16C GalibierMain article: Bugatti 16C Galibier
The 16C Galibier was first unveiled during Celebration of the Centenary of the Marque in Molsheim. The presentation was only for Bugatti customers. The car show in Molsheim showed the car in blue carbon fibre and aluminum parts. One year later Bugatti showed the world the 16C Galibier Concept at "VW Group Night" at the Geneva Auto Show in a new black and aluminum color combination.
The Galibier, a 1000 HP sedan, was first shown as a concept in 2010 and when they planned to put it into production in 2015, It would have cost about $1.4 million. It would use the same 16-cylinder 8.0-litre engine as the Veyron but instead of four turbos, the 16C Galibier would instead use two superchargers to deliver better torque. Production would require new facilities in Molsheim, France, to be refitted, which pushed back potential deliveries until 2015.

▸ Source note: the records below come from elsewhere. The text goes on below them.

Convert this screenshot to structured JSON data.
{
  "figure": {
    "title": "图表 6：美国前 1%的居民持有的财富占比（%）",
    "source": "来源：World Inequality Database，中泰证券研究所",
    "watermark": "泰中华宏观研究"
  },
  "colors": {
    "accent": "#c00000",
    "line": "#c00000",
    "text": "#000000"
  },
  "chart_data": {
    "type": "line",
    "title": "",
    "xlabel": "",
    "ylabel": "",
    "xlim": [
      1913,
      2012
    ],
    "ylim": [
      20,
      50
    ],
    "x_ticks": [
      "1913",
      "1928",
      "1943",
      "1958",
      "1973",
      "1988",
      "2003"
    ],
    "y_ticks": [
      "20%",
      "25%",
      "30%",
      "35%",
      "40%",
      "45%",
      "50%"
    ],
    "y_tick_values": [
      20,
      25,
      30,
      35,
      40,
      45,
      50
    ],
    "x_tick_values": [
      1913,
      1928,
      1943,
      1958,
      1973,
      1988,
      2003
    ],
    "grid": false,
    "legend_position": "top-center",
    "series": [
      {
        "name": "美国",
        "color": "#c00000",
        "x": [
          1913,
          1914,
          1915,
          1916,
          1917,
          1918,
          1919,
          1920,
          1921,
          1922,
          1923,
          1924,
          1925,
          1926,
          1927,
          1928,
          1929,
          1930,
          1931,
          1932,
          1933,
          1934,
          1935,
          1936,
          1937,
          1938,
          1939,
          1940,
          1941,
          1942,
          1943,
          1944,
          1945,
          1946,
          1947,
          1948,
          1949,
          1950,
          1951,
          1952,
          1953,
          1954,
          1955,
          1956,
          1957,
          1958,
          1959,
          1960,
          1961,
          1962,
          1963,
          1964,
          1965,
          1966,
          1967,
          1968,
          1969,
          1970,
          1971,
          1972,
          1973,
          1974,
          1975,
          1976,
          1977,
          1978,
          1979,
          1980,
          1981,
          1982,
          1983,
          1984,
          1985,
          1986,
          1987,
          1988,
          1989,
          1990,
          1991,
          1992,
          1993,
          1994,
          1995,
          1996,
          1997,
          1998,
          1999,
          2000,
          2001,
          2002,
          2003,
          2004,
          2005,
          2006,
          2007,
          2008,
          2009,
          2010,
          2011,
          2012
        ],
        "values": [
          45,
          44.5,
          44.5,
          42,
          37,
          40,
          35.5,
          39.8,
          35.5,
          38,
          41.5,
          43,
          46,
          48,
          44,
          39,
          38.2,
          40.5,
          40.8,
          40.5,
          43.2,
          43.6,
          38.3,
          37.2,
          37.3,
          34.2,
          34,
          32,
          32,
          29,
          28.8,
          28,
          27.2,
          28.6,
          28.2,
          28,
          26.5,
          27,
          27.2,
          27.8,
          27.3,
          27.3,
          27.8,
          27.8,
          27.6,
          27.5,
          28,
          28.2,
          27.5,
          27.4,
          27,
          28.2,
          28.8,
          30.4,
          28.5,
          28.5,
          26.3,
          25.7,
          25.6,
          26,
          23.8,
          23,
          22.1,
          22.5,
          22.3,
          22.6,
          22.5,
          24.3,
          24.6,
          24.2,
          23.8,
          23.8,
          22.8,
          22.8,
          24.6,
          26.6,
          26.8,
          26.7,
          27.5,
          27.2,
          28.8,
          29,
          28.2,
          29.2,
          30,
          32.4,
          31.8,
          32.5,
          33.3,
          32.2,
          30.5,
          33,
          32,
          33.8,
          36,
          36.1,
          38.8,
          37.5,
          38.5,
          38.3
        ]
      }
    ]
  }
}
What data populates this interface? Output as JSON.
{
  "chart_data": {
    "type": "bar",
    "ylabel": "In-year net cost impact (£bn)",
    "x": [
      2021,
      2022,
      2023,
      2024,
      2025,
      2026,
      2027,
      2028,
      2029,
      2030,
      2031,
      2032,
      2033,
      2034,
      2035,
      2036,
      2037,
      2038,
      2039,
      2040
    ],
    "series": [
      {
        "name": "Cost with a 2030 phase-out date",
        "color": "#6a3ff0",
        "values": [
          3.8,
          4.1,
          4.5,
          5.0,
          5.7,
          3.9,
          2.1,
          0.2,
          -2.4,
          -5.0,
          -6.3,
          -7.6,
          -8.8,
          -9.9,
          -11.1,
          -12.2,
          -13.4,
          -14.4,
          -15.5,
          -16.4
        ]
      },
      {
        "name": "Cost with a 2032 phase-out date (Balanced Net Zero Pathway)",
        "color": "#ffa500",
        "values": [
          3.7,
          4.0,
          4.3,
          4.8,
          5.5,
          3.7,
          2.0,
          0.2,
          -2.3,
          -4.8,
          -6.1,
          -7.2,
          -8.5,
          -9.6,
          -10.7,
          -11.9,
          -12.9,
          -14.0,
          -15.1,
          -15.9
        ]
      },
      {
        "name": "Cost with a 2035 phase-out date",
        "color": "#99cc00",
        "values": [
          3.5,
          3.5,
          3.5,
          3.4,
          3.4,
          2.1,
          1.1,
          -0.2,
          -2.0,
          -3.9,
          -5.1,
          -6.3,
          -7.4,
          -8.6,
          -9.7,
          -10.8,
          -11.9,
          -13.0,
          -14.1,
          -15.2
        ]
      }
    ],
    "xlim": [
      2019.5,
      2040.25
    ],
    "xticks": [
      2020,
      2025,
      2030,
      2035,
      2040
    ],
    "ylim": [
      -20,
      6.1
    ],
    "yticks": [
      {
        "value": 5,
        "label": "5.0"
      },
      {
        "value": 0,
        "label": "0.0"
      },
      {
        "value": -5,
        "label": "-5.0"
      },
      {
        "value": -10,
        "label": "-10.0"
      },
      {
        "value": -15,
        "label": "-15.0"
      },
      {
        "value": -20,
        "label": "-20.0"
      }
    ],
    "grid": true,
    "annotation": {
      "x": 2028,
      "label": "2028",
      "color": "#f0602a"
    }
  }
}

In 2013 it was announced that the car will never be produced as they wish to focus on a Veyron replacement.
At the 2016 Geneva Auto Show, Bugatti premiered the Bugatti Chiron as a successor to the Veyron. The pricing is set at 2.4 million euros. The car is expected to have 1500 horsepower and will be capped at 420 km/h (260 mph) for road use. It can accelerate from 0-100 kp/h in 2.5 seconds. Production is limited to 500 units. Unlike the Veyron, the Chiron is expected to make a profit.